Succession of pelagic marine bacteria during enrichment: a close look at cultivation-induced shifts

Abstract

Enrichment experiments with North Sea bacterioplankton were performed to test if rapid incubation-induced changes in community structure explain the frequent isolation of members of a few particular bacterial lineages or if readily culturable bacteria are common in the plankton but in a state of dormancy. A metabolic inhibitor of cell division (nalidixic acid [NA]) was added to substrate-amended (S+) and unamended (S-) grazer-free seawater samples, and shifts in community composition and per cell DNA and protein content were compared with untreated controls. In addition, starvation survival experiments were performed on selected isolates. Incubations resulted in rapid community shifts towards typical culturable genera rather than in the activation of either dormant cells or the original DNA-rich bacterial fraction. Vibrio spp. and members of the Alteromonas/Colwellia cluster (A/C) were selectively enriched in S+ and S-, respectively, and this trend was even magnified by the addition of NA. These increases corresponded with the rise of cell populations with distinctively different but generally higher protein and DNA content in the various treatments. Uncultured dominant gamma-proteobacteria affiliating with the SAR86 cluster and members of the culturable genus Oceanospirillum were not enriched or activated, but there was no indication of substrate-induced cell death, either. Strains of Vibrio and A/C maintained high ribosome levels in pure cultures during extended periods of starvation, whereas Oceanospirillum spp. did not. The life strategy of rapidly enriched culturable gamma-proteobacteria could thus be described as a "feast and famine" existence involving different activation levels of substrate concentration.

FIG. 1

Mean cell numbers of the total bacterial assemblage (lines) during the enrichment experiments and of cells hybridized with group-specific fluorescent probes (bars).
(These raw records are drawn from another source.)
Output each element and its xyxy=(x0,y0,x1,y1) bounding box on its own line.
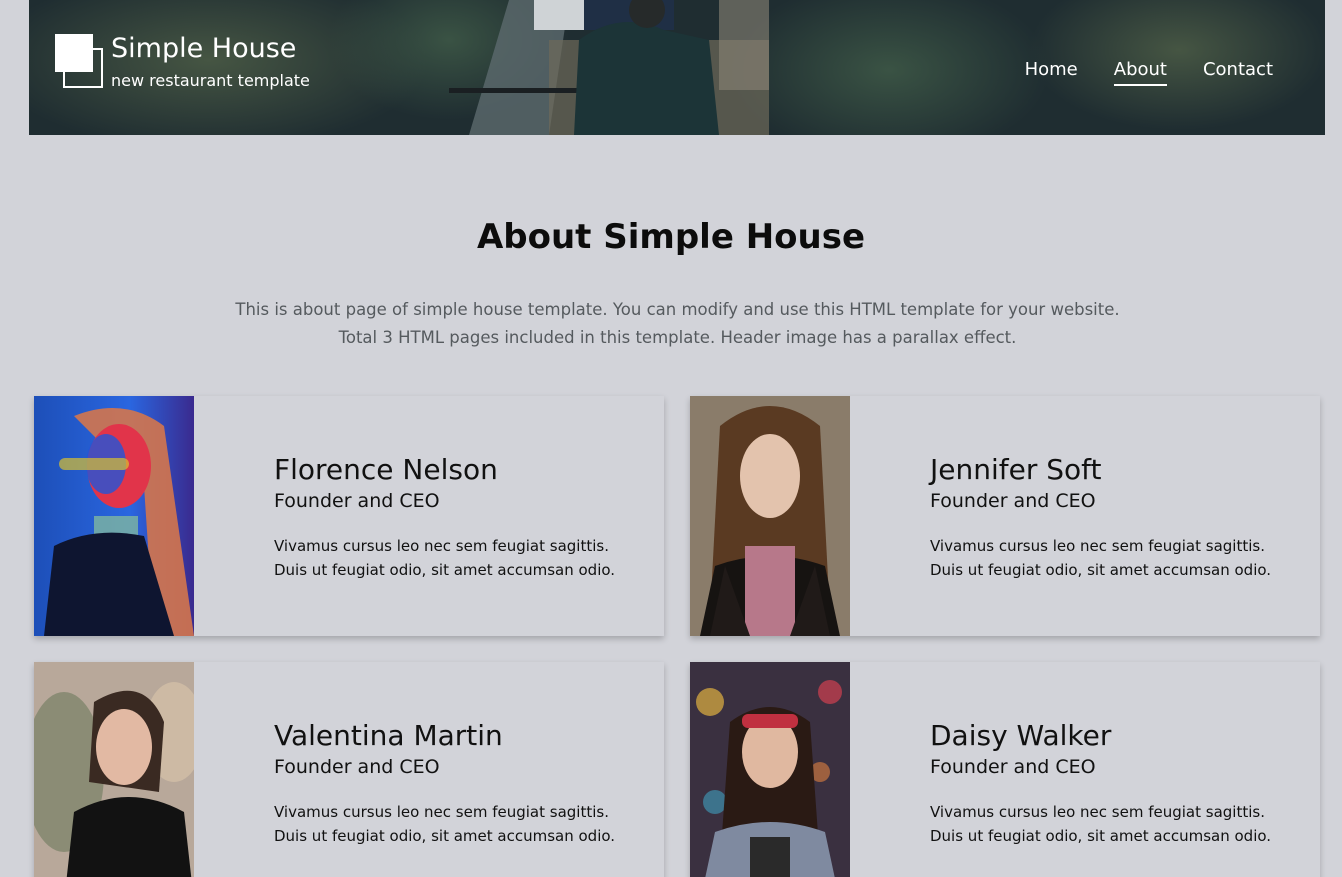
team-member-description: Vivamus cursus leo nec sem feugiat sagit… xyxy=(930,537,1272,579)
team-member-photo xyxy=(690,396,850,636)
nav-home-link[interactable]: Home xyxy=(1025,58,1078,86)
team-member-description: Vivamus cursus leo nec sem feugiat sagit… xyxy=(930,803,1272,845)
team-member-role: Founder and CEO xyxy=(274,756,440,778)
team-member-description: Vivamus cursus leo nec sem feugiat sagit… xyxy=(274,803,616,845)
team-member-photo xyxy=(34,396,194,636)
logo[interactable] xyxy=(55,34,105,90)
team-member-name: Daisy Walker xyxy=(930,719,1112,752)
intro-line-2: Total 3 HTML pages included in this temp… xyxy=(338,328,1017,347)
intro-text: This is about page of simple house templ… xyxy=(0,296,1342,352)
team-member-role: Founder and CEO xyxy=(930,490,1096,512)
site-title[interactable]: Simple House xyxy=(111,32,296,66)
team-card: Daisy Walker Founder and CEO Vivamus cur… xyxy=(690,662,1320,877)
team-member-name: Florence Nelson xyxy=(274,453,498,486)
page-title: About Simple House xyxy=(476,217,866,257)
team-card: Valentina Martin Founder and CEO Vivamus… xyxy=(34,662,664,877)
team-card: Jennifer Soft Founder and CEO Vivamus cu… xyxy=(690,396,1320,636)
nav-contact-link[interactable]: Contact xyxy=(1203,58,1273,86)
logo-square-solid xyxy=(55,34,93,72)
team-member-photo xyxy=(34,662,194,877)
team-member-role: Founder and CEO xyxy=(274,490,440,512)
team-member-description: Vivamus cursus leo nec sem feugiat sagit… xyxy=(274,537,616,579)
team-member-photo xyxy=(690,662,850,877)
team-member-name: Valentina Martin xyxy=(274,719,503,752)
nav-about-link[interactable]: About xyxy=(1113,58,1167,86)
site-header: Simple House new restaurant template Hom… xyxy=(29,0,1325,135)
page: Simple House new restaurant template Hom… xyxy=(0,0,1342,877)
team-card: Florence Nelson Founder and CEO Vivamus … xyxy=(34,396,664,636)
intro-line-1: This is about page of simple house templ… xyxy=(235,300,1120,319)
site-subtitle: new restaurant template xyxy=(111,71,310,90)
team-member-name: Jennifer Soft xyxy=(930,453,1102,486)
team-member-role: Founder and CEO xyxy=(930,756,1096,778)
main-nav: Home About Contact xyxy=(1025,58,1273,86)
Solid bars, cells stained with probe EUB338; dotted bars, γ-subclass of the Proteobacteria; open bars, α-subclass of the Proteobacteria; hatched bars, C/F cluster. Error bars indicate standard deviations (n = 3).

FIG. 2

Mean cell numbers of cells hybridized with probes for various lineages within the γ- and α-proteobacteria in the different treatments. Error bars without caps indicate ranges of replicates; error bars with caps indicate standard deviations of triplicates. Note the different y scale in the bottom panel.

FIG. 3

Relative per cell DNA and protein content (arbitrary units) of the bacterial assemblages at the beginning and end of the various treatments.

FIG. 4

FISH detection rates of different genera of the gamma subclass of the Proteobacteria in stationary-phase batch cultures (probe EUB338, DAPI counterstaining). Oceanospirillum sp. KT0923, ○; Vibrio sp. KT0901, ▾; Alteromonas sp. KT1113, ●.

FIG. 5

Percentage of different lineages within the gamma subclass of the Proteobacteria at the beginning and at the end of enrichment experiments. Probes: A/C group, ALT1413; Oceanospirillum, OCE232; Vibrio, G V; SAR86 cluster, SAR86-1249. Factors, increase in γ-proteobacteria compared to the original sample.